France Rénov’ .- Créé par la loi Climat et Résilience, le service public France Rénov’ est le point d’entrée unique pour tous les parcours de travaux de rénovation. Piloté par l’ANAH, ce service est organisé territorialement sur toute la France.


Économies d'énergie : MISE À JOUR DU DISPOSITIF CEE 

Pilier majeur du financement des travaux de rénovation énergétique, à côté des aides publiques telle que ma «MaPrimeRénov’», le dispositif des certificats d'économie d'énergie (CEE) entre dans sa cinquième période de mise en œuvre. Sa durée, fixée à quatre ans, est comprise entre le 1er janvier 2022 et le 31 décembre 2025.

Pour mémoire, ce dispositif aux rouages sophistiqués est monté en puissance progressivement depuis son lancement en 2016. En pratique, il repose sur une obligation triennale ou quadriennale de réalisation d’économies d’énergie, imposée par les pouvoirs publics, à certains fournisseurs d’énergie et de carburant, appelés les «obligés» que sont EDF, Total ou encore Antargaz.

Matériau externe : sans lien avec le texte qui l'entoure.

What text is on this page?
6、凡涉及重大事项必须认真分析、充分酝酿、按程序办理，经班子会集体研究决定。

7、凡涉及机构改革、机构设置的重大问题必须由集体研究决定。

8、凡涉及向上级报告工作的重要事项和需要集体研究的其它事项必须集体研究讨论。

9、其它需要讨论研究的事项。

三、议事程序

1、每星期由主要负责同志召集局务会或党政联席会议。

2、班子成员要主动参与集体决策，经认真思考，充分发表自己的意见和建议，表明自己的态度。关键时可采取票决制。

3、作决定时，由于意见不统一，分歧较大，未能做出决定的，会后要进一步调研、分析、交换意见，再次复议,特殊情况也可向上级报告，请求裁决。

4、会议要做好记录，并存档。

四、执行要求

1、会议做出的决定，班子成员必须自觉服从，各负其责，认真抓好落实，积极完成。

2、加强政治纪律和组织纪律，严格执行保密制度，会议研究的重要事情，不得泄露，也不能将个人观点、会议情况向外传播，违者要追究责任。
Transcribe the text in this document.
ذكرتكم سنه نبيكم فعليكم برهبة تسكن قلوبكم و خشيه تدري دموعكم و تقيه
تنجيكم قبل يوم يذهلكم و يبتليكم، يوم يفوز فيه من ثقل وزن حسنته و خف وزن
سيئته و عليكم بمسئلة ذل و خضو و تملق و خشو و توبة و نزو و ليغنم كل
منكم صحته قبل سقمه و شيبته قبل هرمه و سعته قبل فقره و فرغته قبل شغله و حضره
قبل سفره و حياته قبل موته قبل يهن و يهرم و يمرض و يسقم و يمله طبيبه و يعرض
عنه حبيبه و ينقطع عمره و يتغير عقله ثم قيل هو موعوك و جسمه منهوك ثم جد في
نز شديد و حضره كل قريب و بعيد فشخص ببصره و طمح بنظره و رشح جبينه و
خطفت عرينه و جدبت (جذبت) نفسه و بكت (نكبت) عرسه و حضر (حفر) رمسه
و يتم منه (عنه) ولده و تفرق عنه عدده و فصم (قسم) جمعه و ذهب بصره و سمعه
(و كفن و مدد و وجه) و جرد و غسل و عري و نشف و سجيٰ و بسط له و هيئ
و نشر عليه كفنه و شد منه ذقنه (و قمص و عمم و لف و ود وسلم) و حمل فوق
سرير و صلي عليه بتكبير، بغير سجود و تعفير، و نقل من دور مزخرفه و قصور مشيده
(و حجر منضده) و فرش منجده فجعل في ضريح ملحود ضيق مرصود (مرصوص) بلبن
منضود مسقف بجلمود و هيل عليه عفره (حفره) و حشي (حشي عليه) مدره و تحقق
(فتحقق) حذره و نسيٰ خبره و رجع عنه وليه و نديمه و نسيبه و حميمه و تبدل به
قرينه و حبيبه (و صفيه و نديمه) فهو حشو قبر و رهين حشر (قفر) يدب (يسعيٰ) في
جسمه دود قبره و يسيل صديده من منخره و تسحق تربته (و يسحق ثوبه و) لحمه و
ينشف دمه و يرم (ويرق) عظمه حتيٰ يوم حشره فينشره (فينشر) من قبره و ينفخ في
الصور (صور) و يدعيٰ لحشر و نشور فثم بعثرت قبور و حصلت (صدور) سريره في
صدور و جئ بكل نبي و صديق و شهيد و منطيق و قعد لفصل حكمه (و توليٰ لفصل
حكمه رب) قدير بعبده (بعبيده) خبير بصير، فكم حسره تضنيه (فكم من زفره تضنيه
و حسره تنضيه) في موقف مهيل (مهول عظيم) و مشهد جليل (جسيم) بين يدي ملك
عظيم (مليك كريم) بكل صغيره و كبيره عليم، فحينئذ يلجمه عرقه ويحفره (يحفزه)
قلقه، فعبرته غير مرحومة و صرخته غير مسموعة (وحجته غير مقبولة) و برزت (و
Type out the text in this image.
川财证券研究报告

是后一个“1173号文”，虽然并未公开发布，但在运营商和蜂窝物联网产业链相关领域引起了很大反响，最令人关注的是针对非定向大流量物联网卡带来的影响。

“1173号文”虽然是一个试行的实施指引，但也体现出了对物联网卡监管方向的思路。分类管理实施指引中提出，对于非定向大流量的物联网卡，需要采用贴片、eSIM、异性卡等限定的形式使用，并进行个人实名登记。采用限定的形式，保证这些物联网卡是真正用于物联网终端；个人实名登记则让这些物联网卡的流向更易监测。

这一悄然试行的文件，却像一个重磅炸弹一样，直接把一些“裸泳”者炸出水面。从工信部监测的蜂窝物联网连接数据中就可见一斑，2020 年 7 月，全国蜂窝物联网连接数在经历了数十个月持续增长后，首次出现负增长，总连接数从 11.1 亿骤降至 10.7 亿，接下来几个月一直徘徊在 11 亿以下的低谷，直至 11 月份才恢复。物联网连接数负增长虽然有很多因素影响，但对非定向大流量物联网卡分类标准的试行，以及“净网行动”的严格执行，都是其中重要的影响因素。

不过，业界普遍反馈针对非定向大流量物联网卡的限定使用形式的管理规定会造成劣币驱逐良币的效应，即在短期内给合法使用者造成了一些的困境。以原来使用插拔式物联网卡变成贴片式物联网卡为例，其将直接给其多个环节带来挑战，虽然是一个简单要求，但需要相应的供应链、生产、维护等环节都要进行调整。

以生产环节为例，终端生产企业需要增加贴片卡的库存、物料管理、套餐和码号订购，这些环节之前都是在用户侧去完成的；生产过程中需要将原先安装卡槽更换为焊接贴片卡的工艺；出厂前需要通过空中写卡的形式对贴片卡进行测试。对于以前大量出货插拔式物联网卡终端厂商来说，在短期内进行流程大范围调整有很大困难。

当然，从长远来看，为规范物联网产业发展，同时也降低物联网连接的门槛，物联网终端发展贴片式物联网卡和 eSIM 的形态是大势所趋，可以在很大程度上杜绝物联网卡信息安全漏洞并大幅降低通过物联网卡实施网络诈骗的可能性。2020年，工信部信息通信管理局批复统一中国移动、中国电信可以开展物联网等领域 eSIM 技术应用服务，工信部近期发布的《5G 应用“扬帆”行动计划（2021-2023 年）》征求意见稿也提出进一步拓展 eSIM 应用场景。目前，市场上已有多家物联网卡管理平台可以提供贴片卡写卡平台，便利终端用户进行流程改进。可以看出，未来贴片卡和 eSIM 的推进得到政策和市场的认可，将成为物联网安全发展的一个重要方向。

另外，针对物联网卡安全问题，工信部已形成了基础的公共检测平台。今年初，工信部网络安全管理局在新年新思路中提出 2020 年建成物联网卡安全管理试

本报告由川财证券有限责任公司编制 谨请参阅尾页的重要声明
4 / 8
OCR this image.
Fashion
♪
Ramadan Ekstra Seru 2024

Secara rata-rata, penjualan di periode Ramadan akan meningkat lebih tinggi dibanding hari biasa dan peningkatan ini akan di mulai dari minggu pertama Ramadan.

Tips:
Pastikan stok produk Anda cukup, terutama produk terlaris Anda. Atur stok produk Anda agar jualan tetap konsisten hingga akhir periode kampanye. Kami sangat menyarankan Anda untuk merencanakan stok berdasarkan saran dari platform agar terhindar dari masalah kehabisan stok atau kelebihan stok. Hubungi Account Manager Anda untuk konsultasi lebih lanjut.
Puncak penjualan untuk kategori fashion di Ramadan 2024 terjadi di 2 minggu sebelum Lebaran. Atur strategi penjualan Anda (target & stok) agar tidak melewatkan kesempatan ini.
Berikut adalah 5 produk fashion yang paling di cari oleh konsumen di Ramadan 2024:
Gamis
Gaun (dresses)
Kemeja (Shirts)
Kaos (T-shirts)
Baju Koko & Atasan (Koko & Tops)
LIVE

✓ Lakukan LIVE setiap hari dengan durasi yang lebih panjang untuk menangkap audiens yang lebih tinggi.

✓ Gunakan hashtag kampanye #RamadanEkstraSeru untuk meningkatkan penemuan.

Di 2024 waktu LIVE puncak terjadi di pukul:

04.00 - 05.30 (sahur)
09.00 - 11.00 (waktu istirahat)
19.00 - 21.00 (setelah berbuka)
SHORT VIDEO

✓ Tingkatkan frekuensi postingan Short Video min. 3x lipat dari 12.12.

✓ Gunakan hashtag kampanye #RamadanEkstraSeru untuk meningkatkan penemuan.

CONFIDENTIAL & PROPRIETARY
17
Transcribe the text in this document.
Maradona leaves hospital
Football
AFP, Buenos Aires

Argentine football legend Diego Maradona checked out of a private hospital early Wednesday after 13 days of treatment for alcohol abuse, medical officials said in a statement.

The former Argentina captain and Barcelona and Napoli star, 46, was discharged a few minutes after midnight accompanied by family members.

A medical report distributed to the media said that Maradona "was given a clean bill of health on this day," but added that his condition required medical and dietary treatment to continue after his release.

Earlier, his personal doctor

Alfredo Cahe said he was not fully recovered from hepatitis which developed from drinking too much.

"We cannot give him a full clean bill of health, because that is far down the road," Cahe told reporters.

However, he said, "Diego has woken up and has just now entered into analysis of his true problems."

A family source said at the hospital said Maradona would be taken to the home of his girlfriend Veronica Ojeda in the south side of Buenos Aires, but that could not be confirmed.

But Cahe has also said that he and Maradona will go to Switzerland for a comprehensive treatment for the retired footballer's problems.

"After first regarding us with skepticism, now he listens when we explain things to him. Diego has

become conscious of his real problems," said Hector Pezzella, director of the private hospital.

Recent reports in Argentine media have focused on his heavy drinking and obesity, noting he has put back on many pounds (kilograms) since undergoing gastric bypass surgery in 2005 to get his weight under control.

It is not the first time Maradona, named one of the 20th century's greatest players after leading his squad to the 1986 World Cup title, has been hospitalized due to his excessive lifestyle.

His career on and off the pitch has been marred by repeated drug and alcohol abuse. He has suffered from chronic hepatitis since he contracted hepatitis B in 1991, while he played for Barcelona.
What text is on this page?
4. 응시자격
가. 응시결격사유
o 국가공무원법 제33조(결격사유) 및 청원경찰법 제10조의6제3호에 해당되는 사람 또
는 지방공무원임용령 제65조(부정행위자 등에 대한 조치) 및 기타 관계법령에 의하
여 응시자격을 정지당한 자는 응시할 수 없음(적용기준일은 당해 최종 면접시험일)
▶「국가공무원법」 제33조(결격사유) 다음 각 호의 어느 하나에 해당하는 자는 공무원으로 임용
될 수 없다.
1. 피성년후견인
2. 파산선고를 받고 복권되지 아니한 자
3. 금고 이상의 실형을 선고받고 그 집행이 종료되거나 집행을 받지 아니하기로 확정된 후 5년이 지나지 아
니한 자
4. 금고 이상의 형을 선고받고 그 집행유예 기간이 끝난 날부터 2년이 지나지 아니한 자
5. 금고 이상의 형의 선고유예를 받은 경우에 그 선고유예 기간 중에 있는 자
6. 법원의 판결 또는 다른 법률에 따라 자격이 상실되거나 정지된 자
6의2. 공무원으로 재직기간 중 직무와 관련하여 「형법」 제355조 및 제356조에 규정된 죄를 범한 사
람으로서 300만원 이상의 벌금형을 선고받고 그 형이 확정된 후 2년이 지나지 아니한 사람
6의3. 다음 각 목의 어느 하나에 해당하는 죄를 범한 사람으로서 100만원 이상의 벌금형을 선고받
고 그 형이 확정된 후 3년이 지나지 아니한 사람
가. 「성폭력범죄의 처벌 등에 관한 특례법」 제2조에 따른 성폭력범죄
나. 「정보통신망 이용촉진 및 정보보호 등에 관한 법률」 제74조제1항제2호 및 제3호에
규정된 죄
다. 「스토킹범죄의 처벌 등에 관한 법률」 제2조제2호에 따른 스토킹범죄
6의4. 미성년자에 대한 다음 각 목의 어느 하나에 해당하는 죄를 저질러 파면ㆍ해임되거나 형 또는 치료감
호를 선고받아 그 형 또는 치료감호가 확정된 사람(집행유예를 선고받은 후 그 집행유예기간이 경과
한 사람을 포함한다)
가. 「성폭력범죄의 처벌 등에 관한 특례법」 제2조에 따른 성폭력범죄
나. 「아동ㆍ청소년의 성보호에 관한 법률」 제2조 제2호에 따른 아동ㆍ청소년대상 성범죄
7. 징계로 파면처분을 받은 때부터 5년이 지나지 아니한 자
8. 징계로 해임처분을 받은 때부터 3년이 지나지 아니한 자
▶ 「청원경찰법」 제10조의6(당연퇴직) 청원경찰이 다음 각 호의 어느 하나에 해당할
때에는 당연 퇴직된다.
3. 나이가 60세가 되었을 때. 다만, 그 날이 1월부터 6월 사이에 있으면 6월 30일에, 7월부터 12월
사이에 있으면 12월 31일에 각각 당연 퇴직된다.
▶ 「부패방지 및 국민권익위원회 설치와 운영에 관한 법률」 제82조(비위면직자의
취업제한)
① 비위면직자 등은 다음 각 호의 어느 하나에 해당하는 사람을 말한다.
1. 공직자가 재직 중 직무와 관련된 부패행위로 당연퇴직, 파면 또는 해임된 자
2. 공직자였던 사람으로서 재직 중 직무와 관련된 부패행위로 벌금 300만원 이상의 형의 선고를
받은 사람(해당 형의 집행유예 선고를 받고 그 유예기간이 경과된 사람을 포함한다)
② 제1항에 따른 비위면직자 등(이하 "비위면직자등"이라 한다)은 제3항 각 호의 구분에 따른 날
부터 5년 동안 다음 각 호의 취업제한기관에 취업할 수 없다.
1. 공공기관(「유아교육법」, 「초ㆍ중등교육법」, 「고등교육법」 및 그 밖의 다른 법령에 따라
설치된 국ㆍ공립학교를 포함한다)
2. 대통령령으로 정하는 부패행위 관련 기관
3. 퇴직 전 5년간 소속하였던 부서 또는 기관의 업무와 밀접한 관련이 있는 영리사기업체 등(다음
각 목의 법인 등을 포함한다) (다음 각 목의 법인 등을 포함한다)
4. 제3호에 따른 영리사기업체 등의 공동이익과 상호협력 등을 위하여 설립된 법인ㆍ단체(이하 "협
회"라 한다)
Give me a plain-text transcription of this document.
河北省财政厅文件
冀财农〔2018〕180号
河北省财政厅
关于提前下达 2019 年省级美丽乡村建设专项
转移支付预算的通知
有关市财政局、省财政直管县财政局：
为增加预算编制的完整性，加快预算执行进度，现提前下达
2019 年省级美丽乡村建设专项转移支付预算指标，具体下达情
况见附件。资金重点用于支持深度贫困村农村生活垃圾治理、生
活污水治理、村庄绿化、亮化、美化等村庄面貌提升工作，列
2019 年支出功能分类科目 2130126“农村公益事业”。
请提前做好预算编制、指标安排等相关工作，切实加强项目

Pour respecter leurs obligations et éviter de payer de lourdes sanctions financières, les obligés incitent les maîtres d’ouvrage particuliers et professionnels, dont les syndicats de copropriétaires, à réaliser des travaux d’économies d’énergie en leur proposant des avantages, qui prennent souvent la forme de primes en euros. Depuis le 1er janvier 2022, la cinquième période est donc active, mais selon un cadre réglementaire ajusté qui vise à renforcer l'efficience générale du dispositif des CEE.

Ainsi, le volume total d’obligations est fixé à 2500 térawattheures cumulés actualisés (TWhc) sur quatre ans, dont 730 TWhc pour des opérations en faveur des ménages en situation de précarité énergétique. Alors que cette obligation est en hausse de 17 % par rapport à la quatrième période, la part des bonifications se trouve désormais limitée à 25% du volume total des certificats  délivrés, avec notamment l’arrêt des «coups de pouce» pour l’installation de chaudières gaz et des opérations d’isolation à un euro pour les combles et planchers, en raison des dérives que ces derniers ont pu générer.

En revanche, les coups de pouce visant à remplacer un système de chauffage polluant par un équipement à énergie renouvelable (PAC, chaudière biomasse ou solaire thermique) et les coups de pouce «Rénovation performante de bâtiment résidentiel collectif» sont prolongés jusqu'à fin 2025, ce qui est une bonne nouvelle pour les copropriétés.

Par ailleurs, un assouplissement du calendrier de demande de la prime CEE est introduit. Concrètement, la demande de prime CEE doit, en principe, être effectuée avant la signature des devis de travaux, mais une tolérance de quatorze jours est créée pour les ménages et les syndicats de copropriétaires.

Autre évolution, la pression sur les acteurs des CEE en matière de contrôle va aller croissante lors de cette cinquième période. Il s’agit non seulement de vérifier que la qualité des travaux d’économie d’énergie est bien au rendez-vous, mais aussi de détecter d’éventuelles fraudes liées aux CEE.

Enfin, depuis le 1er janvier 2022, les espaces conseils «Faire» et les points rénovation information service, deviennent les espaces conseils baptisés «France Rénov’». Le but de ce nouveau service public «unique» : mieux accompagner les maîtres d’ouvrage dans les travaux de rénovation énergétique de leurs bâtiments (S. M.-M.).